O aquecimento global é antrópico: deriva da ação humana. No Acordo de Paris, o Brasil se obrigou a reduzir as emissões de gás carbônico em 37% em relação a 2005, até 2025. E teria de reduzir em 43% até 2030.

As oportunidades residem na floresta ainda em pé. Fortalecer o cumprimento da lei de 2012 que substituiu o Código Florestal, estimular políticas que levem ao desmatamento zero na Amazônia e demais biomas, compensar as perdas catastróficas da cobertura vegetal com rapidez e efetividade. Até 2030, seria necessária a restauração de vinte milhões de hectares de floresta devastada.

No campo energético, aumentar a participação de bioenergia sustentável à matriz energética, para aproximadamente 18% até 2030, com expansão do consumo de biocombustíveis. Atingir a participação estimada de 45% de energia renovável na matriz energética até 2030 e garantir ao menos 10% de ganhos de eficiência no setor elétrico até o mesmo ano.
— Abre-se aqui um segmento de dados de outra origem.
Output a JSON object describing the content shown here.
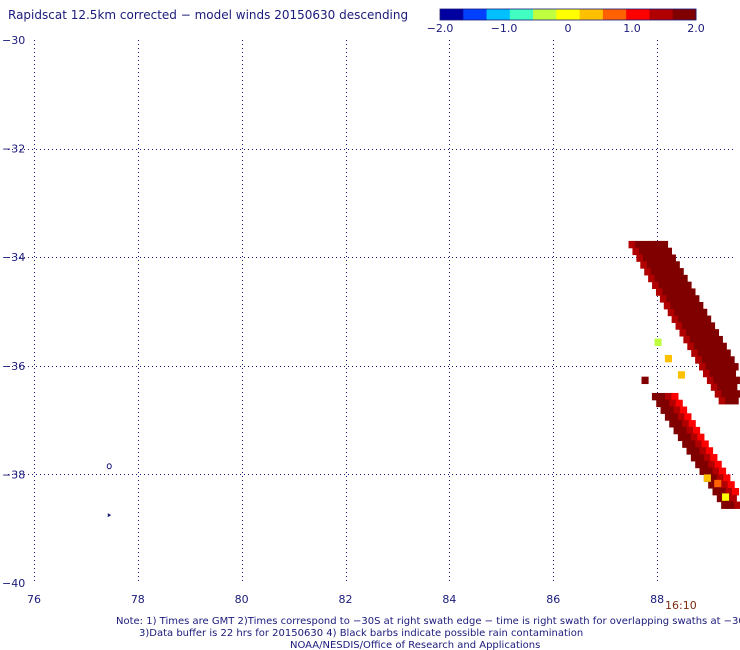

No transporte, obter medida de eficiência, melhorar a infraestrutura e renovar a frota do transporte público, que não poderia mais se servir de combustíveis sujos, não renováveis. A indústria deveria criar novos padrões tecnológicos limpos, ampliar medidas de eficiência energética e encetar a política de baixo carbono.

A agricultura não precisa ser a vilã, com o gado que emite metano por sua digestão e flatulência, inclusive através do esterco, mas adotar tecnologia que viabilize uma criação mais verde, se isso for possível. O agronegócio precisa deixar de pensar só em si e assumir a missão de recuperar mais de quinze milhões de hectares devastados, com o plantio de espécies nativas. Há projetos como o plano de agricultura de baixo carbono – ABC e implantação do sistema de integração lavoura-pecuária-floresta, LPF, mas somos pródigos em firmar compromissos, normatizar, prometer e não cumprir.

Isso é o que faz lembrar o brasileiro que diz: “devo, não nego; pagarei quando puder”. Só que a natureza não tem paciência. Ela já está mostrando o que virá, se a humanidade não tomar tento, continuar sem juízo.

(Colaboração de José Renato Nalini, reitor da Uniregistral, docente da pós-graduação da Uninove e Presidente da Academia Paulista de Letras –  gestão 2021-2022).    

Publicado na edição 10.650 – quarta, quinta e sexta-feira – 9, 10 e 11 de março de 2022.